The University of Michigan Digital Library (UMDL) Teaching and Learning Project group has for several years been pursuing the goals of supporting knowledge-oriented activities -- activities that go beyond simple information-retrieval, where students can use the resources of the Internet to pursue interesting questions that require critical evaluation and synthesis of the information they find ( Bos, 1997; Wallace & Kupperman, 1997). However, students need to overcome many challenges before they are able to take advantage of the Internet as a tool for knowledge-building. The ability to use knowledge from diverse sources requires higher-order skills of evaluation and synthesis ( Brown & Day, 1983; Moore, 1995; Moore & St. George, 1991; Wineburg, 1991). In the culture of school, on the other hand, tasks tend to emphasize the individual completion of short-term, isolated assignments, and this gives students incentive to look for single, predigested information sources rather than multiple information sources in need of interpretation ( Brown & Day, 1983), thereby inhibiting real knowledge- building ( Scardamalia, Bereiter, & Lamon, 1994).

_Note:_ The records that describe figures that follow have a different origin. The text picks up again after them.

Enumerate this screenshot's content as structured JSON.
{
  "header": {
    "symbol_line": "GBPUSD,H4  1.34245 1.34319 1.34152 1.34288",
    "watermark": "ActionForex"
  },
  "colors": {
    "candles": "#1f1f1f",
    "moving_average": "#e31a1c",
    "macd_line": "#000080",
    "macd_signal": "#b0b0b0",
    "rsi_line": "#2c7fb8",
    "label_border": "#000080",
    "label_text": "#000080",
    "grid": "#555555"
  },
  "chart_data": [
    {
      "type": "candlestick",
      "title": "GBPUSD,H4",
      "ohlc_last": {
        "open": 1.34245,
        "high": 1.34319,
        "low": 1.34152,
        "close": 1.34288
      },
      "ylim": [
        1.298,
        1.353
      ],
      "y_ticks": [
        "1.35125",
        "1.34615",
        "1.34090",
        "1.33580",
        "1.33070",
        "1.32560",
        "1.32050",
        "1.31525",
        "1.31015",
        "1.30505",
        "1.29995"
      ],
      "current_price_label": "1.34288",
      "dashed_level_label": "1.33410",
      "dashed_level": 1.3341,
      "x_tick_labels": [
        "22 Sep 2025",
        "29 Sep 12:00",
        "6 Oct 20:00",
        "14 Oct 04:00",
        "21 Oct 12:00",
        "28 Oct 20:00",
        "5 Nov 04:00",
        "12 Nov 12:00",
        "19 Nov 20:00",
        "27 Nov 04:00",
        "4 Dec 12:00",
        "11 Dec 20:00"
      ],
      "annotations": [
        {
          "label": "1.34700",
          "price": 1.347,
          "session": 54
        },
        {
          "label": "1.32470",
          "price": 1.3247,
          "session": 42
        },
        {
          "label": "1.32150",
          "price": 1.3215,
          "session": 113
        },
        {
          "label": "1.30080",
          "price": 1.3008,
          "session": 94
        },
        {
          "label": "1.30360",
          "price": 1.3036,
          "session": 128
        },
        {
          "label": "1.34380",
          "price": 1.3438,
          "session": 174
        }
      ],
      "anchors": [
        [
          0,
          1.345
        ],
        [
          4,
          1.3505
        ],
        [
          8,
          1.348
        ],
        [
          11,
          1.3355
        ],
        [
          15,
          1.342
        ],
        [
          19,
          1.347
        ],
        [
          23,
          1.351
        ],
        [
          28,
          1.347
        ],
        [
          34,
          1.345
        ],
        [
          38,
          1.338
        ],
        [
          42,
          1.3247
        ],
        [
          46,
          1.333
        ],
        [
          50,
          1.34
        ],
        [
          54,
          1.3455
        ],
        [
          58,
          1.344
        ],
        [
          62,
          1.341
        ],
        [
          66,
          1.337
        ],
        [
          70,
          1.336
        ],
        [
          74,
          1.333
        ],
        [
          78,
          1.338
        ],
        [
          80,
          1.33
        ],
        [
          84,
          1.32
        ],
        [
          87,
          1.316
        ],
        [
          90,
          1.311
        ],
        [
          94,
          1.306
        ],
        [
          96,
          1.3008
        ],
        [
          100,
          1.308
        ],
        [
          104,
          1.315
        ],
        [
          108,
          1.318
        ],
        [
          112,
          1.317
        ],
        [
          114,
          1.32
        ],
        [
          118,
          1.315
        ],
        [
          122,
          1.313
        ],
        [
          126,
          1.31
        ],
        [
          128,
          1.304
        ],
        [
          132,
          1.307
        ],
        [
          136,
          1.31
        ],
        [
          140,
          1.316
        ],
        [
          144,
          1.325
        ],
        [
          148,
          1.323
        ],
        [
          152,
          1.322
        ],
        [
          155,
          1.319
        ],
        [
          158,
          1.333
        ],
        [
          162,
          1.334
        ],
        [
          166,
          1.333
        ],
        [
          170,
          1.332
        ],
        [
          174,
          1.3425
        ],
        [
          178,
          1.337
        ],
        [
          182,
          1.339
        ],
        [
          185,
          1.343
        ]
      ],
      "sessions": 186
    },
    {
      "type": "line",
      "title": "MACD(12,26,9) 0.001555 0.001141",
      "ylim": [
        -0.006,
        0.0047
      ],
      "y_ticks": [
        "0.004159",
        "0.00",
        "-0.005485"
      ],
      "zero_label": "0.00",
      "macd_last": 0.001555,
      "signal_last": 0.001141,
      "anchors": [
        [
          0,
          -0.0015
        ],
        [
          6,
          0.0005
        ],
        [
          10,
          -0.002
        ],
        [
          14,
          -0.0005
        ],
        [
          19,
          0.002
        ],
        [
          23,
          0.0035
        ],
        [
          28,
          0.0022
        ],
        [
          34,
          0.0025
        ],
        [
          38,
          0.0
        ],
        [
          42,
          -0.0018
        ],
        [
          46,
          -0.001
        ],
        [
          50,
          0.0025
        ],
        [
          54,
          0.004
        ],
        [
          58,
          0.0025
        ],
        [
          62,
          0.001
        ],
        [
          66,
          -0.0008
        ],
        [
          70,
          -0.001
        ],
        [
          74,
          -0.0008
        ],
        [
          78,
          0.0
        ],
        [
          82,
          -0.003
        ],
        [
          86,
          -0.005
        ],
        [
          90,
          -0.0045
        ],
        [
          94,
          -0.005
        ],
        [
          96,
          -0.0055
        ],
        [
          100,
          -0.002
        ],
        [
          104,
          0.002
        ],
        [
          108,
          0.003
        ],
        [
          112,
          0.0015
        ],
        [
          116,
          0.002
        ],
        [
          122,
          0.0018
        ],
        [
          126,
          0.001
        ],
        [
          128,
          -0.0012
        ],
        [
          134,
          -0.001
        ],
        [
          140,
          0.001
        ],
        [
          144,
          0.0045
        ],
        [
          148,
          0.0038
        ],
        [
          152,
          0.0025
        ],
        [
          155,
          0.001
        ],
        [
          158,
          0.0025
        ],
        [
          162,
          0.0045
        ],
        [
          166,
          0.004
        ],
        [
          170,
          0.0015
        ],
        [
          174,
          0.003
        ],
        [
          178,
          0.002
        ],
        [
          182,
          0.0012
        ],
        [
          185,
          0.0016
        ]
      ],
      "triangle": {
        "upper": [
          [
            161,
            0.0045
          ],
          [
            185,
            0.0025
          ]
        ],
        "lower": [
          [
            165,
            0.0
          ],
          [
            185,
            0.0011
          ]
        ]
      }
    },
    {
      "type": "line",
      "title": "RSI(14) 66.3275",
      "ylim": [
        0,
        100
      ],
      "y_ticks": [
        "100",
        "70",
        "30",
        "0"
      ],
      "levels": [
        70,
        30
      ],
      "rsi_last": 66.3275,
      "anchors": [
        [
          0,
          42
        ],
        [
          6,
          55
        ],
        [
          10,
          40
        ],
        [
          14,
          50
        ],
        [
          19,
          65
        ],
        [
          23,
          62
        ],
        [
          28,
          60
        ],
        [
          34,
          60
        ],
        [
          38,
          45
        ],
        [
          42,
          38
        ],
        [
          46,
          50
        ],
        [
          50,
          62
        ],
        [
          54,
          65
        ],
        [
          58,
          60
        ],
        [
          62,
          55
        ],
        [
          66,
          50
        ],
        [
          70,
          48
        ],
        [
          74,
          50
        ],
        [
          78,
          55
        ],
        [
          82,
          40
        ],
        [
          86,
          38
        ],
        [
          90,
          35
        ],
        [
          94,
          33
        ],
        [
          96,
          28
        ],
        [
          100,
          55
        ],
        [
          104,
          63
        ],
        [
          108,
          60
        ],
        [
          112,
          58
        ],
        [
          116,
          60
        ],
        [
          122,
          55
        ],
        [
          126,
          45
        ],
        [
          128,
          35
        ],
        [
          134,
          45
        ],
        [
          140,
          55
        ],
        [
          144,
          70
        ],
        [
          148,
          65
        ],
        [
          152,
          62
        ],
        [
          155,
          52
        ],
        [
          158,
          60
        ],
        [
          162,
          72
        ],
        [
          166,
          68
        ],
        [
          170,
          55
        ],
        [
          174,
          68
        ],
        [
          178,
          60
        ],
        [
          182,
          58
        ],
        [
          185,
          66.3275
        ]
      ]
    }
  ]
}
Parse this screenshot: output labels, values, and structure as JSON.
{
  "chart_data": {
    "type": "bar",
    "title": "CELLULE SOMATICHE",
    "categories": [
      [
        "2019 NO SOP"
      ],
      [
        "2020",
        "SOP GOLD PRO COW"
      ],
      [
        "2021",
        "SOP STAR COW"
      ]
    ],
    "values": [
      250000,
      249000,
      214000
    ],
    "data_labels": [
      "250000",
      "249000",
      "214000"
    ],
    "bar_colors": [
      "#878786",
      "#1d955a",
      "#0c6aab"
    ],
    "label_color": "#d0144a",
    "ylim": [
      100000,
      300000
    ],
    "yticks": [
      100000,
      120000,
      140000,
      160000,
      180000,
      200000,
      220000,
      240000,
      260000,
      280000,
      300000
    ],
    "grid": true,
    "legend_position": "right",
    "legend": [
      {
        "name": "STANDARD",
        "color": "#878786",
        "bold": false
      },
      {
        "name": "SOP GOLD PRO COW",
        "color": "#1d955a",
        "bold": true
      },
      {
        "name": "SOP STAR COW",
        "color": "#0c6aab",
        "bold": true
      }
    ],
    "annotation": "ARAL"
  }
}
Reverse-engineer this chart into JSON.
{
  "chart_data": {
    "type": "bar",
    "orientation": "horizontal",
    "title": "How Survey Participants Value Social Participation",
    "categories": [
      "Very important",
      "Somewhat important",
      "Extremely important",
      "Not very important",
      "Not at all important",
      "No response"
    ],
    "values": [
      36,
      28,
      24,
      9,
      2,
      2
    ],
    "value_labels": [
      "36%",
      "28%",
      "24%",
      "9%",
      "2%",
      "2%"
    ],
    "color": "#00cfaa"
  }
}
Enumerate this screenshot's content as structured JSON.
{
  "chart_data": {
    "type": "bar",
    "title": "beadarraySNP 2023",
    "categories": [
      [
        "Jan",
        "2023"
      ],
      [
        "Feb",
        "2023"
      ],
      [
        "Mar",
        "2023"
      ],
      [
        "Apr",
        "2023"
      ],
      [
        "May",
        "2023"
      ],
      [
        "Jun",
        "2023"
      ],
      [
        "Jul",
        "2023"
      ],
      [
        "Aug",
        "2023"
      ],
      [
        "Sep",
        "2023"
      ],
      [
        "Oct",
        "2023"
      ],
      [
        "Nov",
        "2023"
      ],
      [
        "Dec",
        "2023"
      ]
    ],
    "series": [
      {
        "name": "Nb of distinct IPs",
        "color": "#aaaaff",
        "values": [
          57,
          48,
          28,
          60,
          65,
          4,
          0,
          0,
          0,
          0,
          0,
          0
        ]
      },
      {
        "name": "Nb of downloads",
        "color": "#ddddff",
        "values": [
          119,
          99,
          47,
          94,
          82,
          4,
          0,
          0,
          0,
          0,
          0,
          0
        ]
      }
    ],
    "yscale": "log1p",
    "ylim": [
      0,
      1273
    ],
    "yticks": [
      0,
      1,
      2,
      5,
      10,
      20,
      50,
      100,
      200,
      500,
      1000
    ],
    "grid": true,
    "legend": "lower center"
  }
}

Computer networks also allow new opportunities for collaboration, which in turn can support knowledge-building ( Brown & Campione, 1994; Scardamalia et al., 1994). Following Teasley and Roschelle ( 1993), we define collaboration as mutual engagement toward a goal, rather than simply a division of labor among members of a group who complete their tasks individually. In order for students to truly collaborate, they should focus on solving a group problem, with some sense of the larger purposes and goals of the group. This also presents a key classroom challenge, in that the culture of school has tended to encourage students to focus only on their individual tasks. (See Table 1.)